Jul 16 4:17 PM

Witness: Four children killed in artillery strike on Gaza City harbor

Medics search wreckage for human remains after artillery shells struck buildings near Gaza City's Harbor on July 16, 2014.
Lazar Simeonov

Dylan Collins is an independent journalist and photographer based in Israel and the occupied Palestinian territories. On Wednesday afternoon, July 16, he was in Gaza City's port when four Palestinian children, ages 9 to 11, were killed by Israeli Navy artillery fire. This is what he saw.

The first explosion shook the windows. Israel’s war boats had been shelling Gaza City’s harbor for the last four or five nights, but none of the shells had ever reached this close. My colleagues and I brushed it off as another random shot and began to sit back down to work when we heard another, similarly sized boom. Upon first glance out the window, it looked like the shell had landed on nothing but a lonely shack on the narrow strip of land that juts out to help form the harbor. What we couldn’t see from our angle was the group of kids sprinting through the smoke away from the site.

A third boom; but this time something was off. The usually lifeless street, apart from the masses of foreign journalists who have arrived over the last few days to cover Gaza’s latest tragedy, began to snap to life.

People were running towards the smoke. We strapped on our vests and helmets and followed the crowd. As we arrived to the scene out of breath, an ambulance peeled out of the sandy parking lot and down the road. “Three martyrs,” a guy said to me, catching the inquisitive look on my face. “Little kids,” he added, shaking his head and casting his eyes toward the ground.

We followed a group of medics out to the ruins of the forlorn shack in search of the fourth corpse. “Here he is! Here he is!” someone shouted.

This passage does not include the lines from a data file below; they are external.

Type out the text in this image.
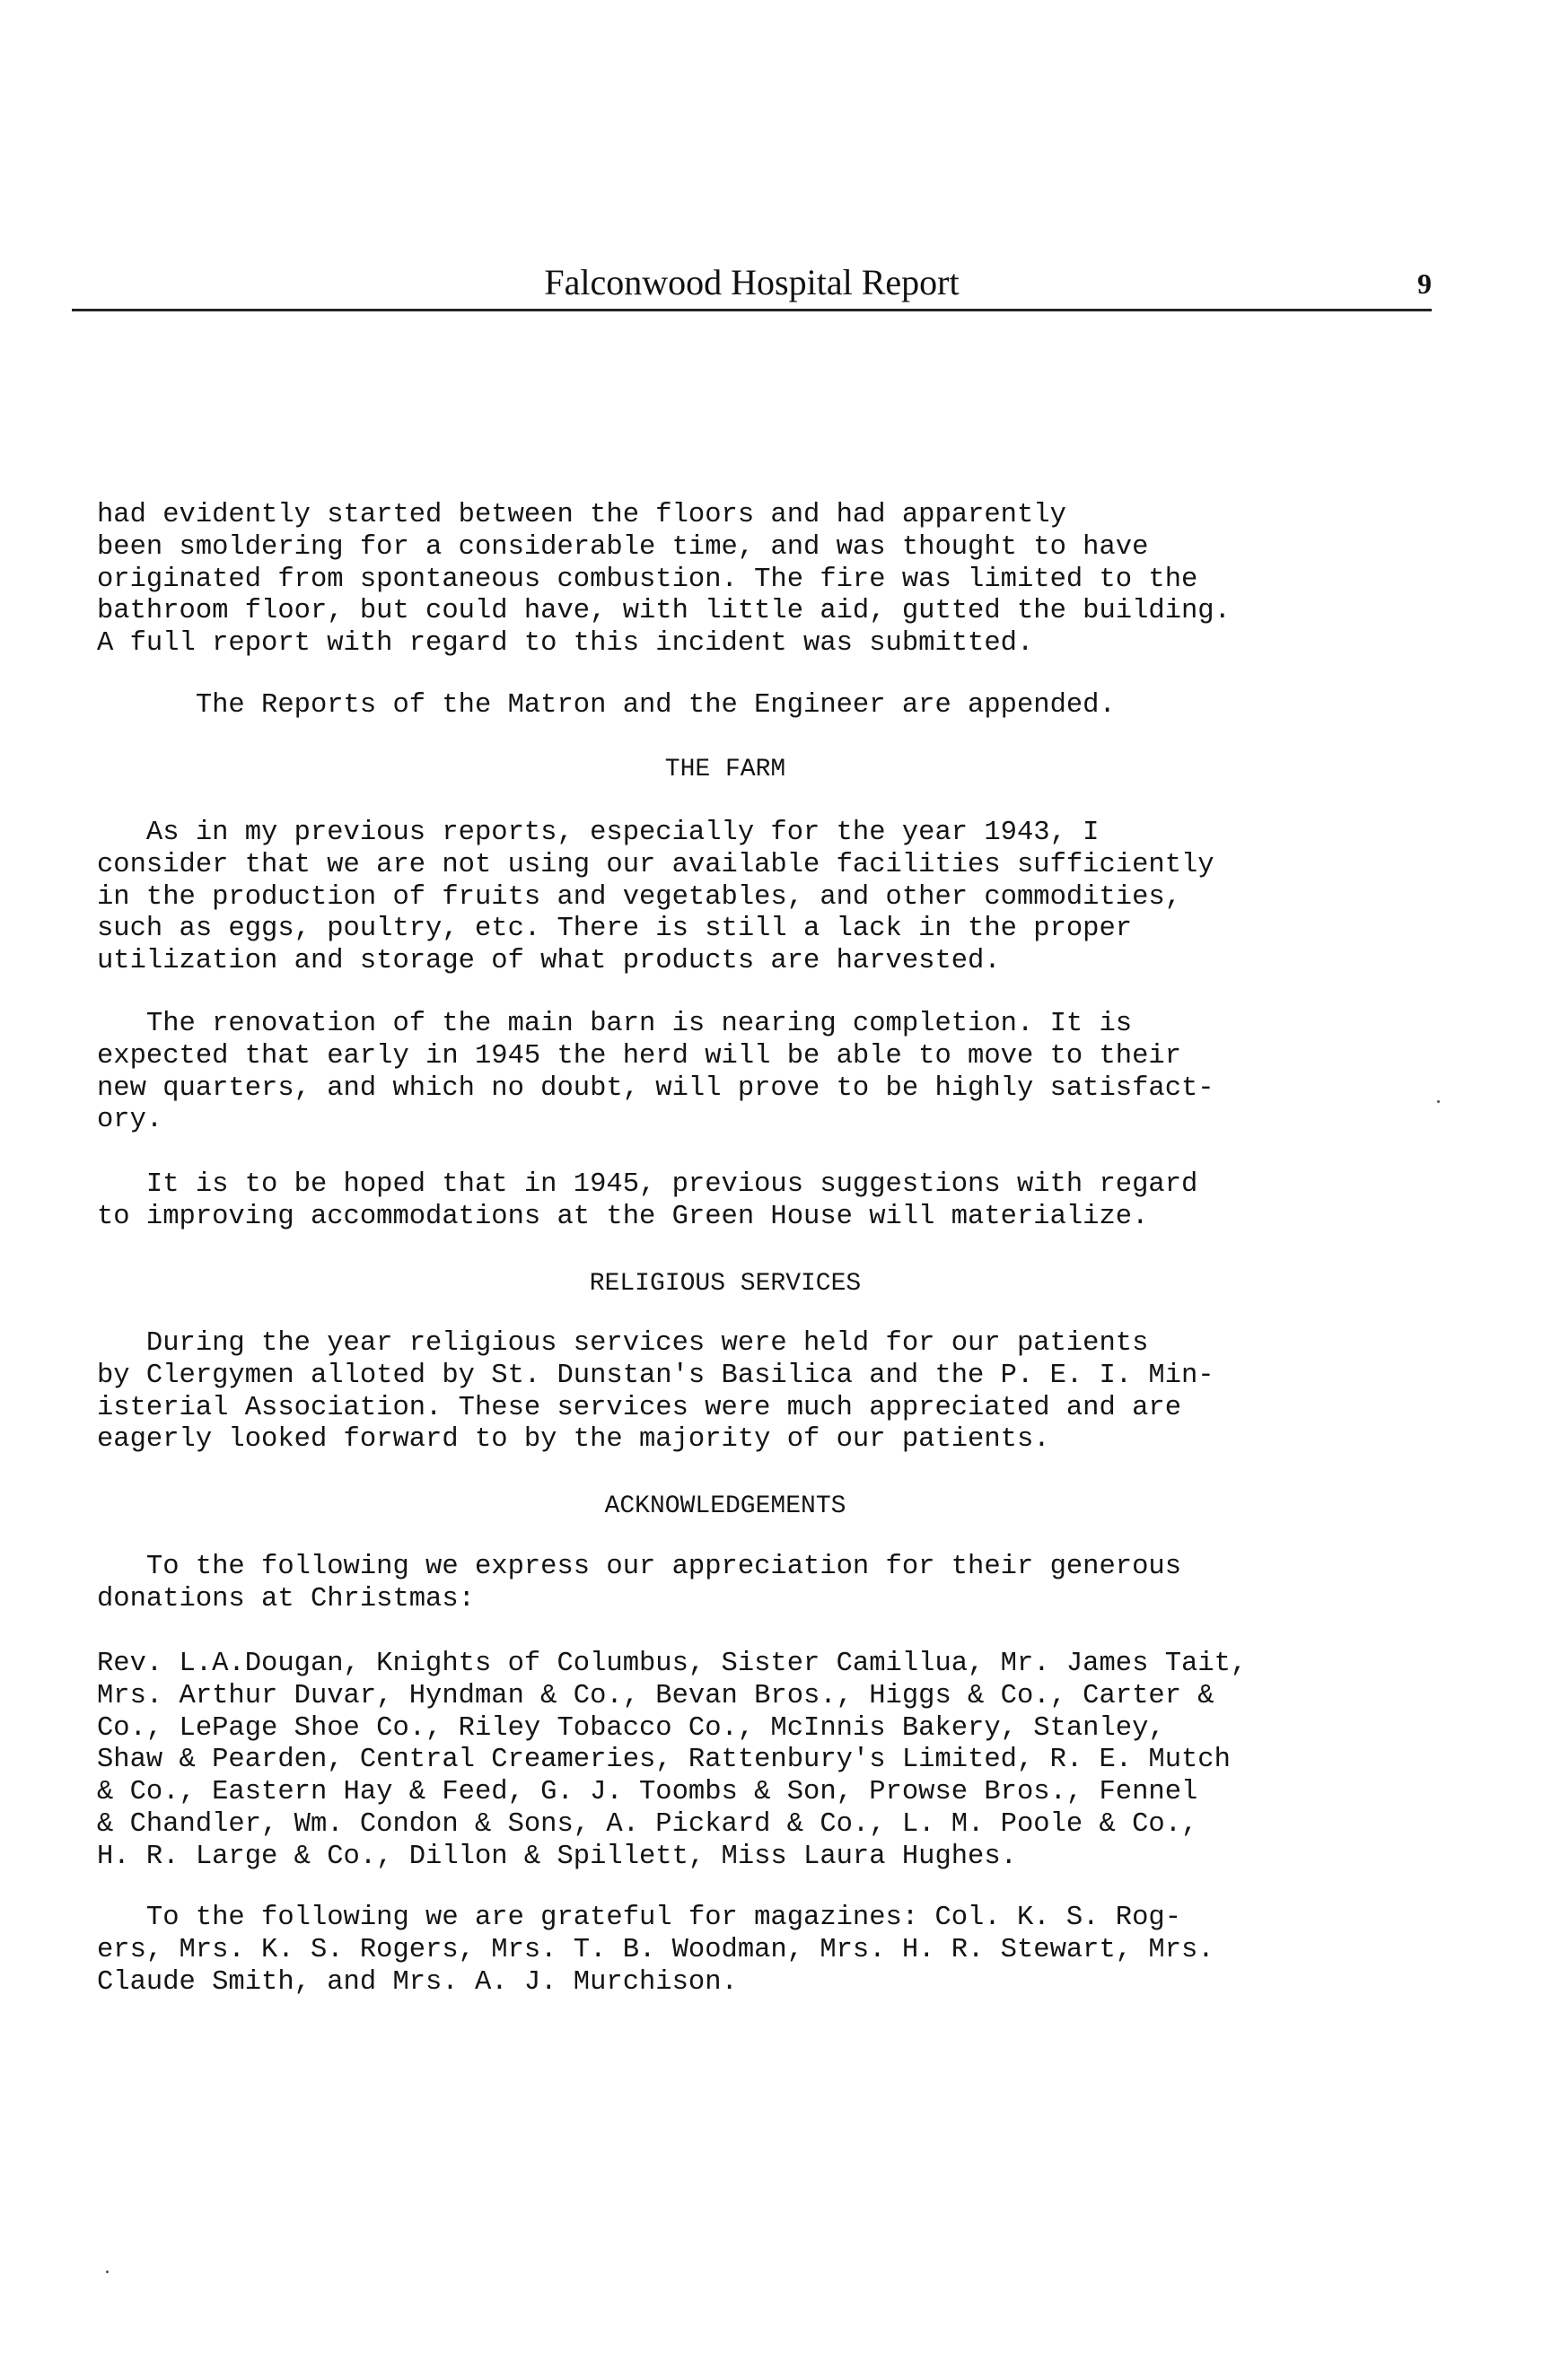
Falconwood Hospital Report	9
had evidently started between the floors and had apparently
been smoldering for a considerable time, and was thought to have
originated from spontaneous combustion. The fire was limited to the
bathroom floor, but could have, with little aid, gutted the building.
A full report with regard to this incident was submitted.
The Reports of the Matron and the Engineer are appended.
THE FARM
As in my previous reports, especially for the year 1943, I
consider that we are not using our available facilities sufficiently
in the production of fruits and vegetables, and other commodities,
such as eggs, poultry, etc. There is still a lack in the proper
utilization and storage of what products are harvested.
The renovation of the main barn is nearing completion. It is
expected that early in 1945 the herd will be able to move to their
new quarters, and which no doubt, will prove to be highly satisfact-
ory.
It is to be hoped that in 1945, previous suggestions with regard
to improving accommodations at the Green House will materialize.
RELIGIOUS SERVICES
During the year religious services were held for our patients
by Clergymen alloted by St. Dunstan's Basilica and the P. E. I. Min-
isterial Association. These services were much appreciated and are
eagerly looked forward to by the majority of our patients.
ACKNOWLEDGEMENTS
To the following we express our appreciation for their generous
donations at Christmas:
Rev. L.A.Dougan, Knights of Columbus, Sister Camillua, Mr. James Tait,
Mrs. Arthur Duvar, Hyndman & Co., Bevan Bros., Higgs & Co., Carter &
Co., LePage Shoe Co., Riley Tobacco Co., McInnis Bakery, Stanley,
Shaw & Pearden, Central Creameries, Rattenbury's Limited, R. E. Mutch
& Co., Eastern Hay & Feed, G. J. Toombs & Son, Prowse Bros., Fennel
& Chandler, Wm. Condon & Sons, A. Pickard & Co., L. M. Poole & Co.,
H. R. Large & Co., Dillon & Spillett, Miss Laura Hughes.
To the following we are grateful for magazines: Col. K. S. Rog-
ers, Mrs. K. S. Rogers, Mrs. T. B. Woodman, Mrs. H. R. Stewart, Mrs.
Claude Smith, and Mrs. A. J. Murchison.
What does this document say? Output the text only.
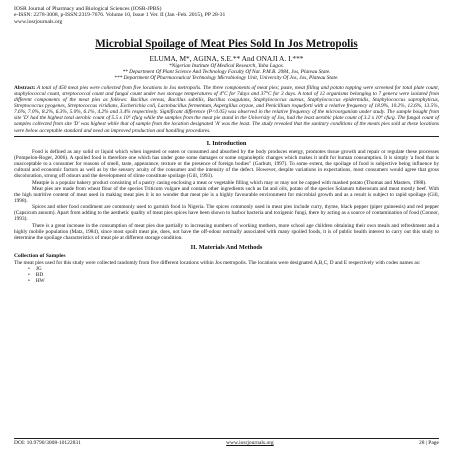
IOSR Journal of Pharmacy and Biological Sciences (IOSR-JPBS)
e-ISSN: 2278-3008, p-ISSN:2319-7676. Volume 10, Issue 1 Ver. II (Jan -Feb. 2015), PP 28-31
www.iosrjournals.org
Microbial Spoilage of Meat Pies Sold In Jos Metropolis
ELUMA, M*, AGINA, S.E.** And ONAJI A. I.***
*Nigerian Institute Of Medical Research, Yaba Lagos.
** Department Of Plant Science And Technology Faculty Of Nat. P.M.B. 2084, Jos, Plateau State.
*** Department Of Pharmaceutical Technology Microbiology Unit, University Of Jos, Jos, Plateau State.
Abstract: A total of 450 meat pies were collected from five locations in Jos metropolis. The three components of meat pies; paste, meat filling and potato topping were screened for total plate count, staphylococcal count, streptococcal count and fungal count under two storage temperatures of 4°C for 7days and 37°C for 3 days. A total of 12 organisms belonging to 7 genera were isolated from different components of the meat pies as follows: Bacillus cereus, Bacillus subtilis, Bacillus coagulans, Staphylococcus aureus, Staphylococcus epidermidis, Staphylococcus saprophyticus, Streptococcus pyogenes, Streptococcus viridians, Escherichia coli, Lactobacillus fermentum, Aspergillus oryzae, and Penicillium roqueforti with a relative frequency of 18.9%, 10.2%, 12.6%, 13.5%, 7.6%, 7.0%, 8.2%, 6.3%, 5.0%, 6.1%, 4.2% and 3.4% respectively. Significant difference (P<0.05) was observed in the relative frequency of the microorganism under study. The sample bought from site 'D' had the highest total aerobic count of 5.5 x 10⁵ cfu/g while the samples from the meat pie stand in the University of Jos, had the least aerobic plate count of 3.2 x 10⁴ cfu/g. The fungal count of samples collected from site 'D' was highest while that of sample from the location designated 'A' was the least. The study revealed that the sanitary conditions of the meats pies sold at these locations were below acceptable standard and need an improved production and handling procedures.
I. Introduction

Food is defined as any solid or liquid which when ingested or eaten or consumed and absorbed by the body produces energy, promotes tissue growth and repair or regulate these processes (Pompelon-Roger, 2006). A spoiled food is therefore one which has under gone some damages or some organoleptic changes which makes it unfit for human consumption. It is simply 'a food that is unacceptable to a consumer for reasons of smell, taste, appearance, texture or the presence of foreign bodies" (Garbutt, 1997). To some extent, the spoilage of food is subjective being influence by cultural and economic factors as well as by the sensory acuity of the consumer and the intensity of the defect. However, despite variations in expectations, most consumers would agree that gross discoloration, strong off odours and the development of slime constitute spoilage (Gill, 1993).

Meatpie is a popular bakery product consisting of a pastry casing enclosing a meat or vegetable filling which may or may not be capped with mashed potato (Thomas and Masters, 1988).

Meat pies are made from wheat flour of the species Triticum vulgare and contain other ingredients such as fat and oils, potato of the species Solanum tuberosum and meat mostly beef. With the high nutritive content of meat used in making meat pies it is no wonder that meat pie is a highly favourable environment for microbial growth and as a result is subject to rapid spoilage (Gill, 1998).

Spices and other food condiment are commonly used to garnish food in Nigeria. The spices commonly used in meat pies include curry, thyme, black pepper (piper guineesis) and red pepper (Capsicum annum). Apart from adding to the aesthetic quality of meat pies spices have been shown to harbor bacteria and toxigenic fungi, there by acting as a source of contamination of food (Connor, 1993).

There is a great increase in the consumption of meat pies due partially to increasing numbers of working mothers, more school age children obtaining their own meals and refreshment and a highly mobile population (Matz, 1984), since most spoilt meat pie, does, not have the off-odour normally associated with many spoiled foods, it is of public health interest to carry out this study to determine the spoilage characteristics of meat pie at different storage condition.

II. Materials And Methods
Collection of Samples

The meat pies used for this study were collected randomly from five different locations within Jos metropolis. The locations were designated A,B,C, D and E respectively with codes names as:

• JG
• BD
• HW
DOI: 10.9790/3008-10122831	www.iosrjournals.org	28 | Page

In the doorway of the blown-out shack lay a small torso. At first, I thought that was all that was left of the fourth boy, but as other medics arrived on scene, they quickly unearthed the rest of his little body. The scene was frenetic. Journalists and medics jockeyed for position to get a glimpse of Gaza’s latest victim, but the boy’s mangled remains were quickly placed on a stretcher and brought towards the crowd that had already gathered near the beginning of the beach.

As the ambulance drove off, an old woman wandered out towards the crowd, frantically screaming. “Is that him? Is that my son?” she asked. No one had an answer for her.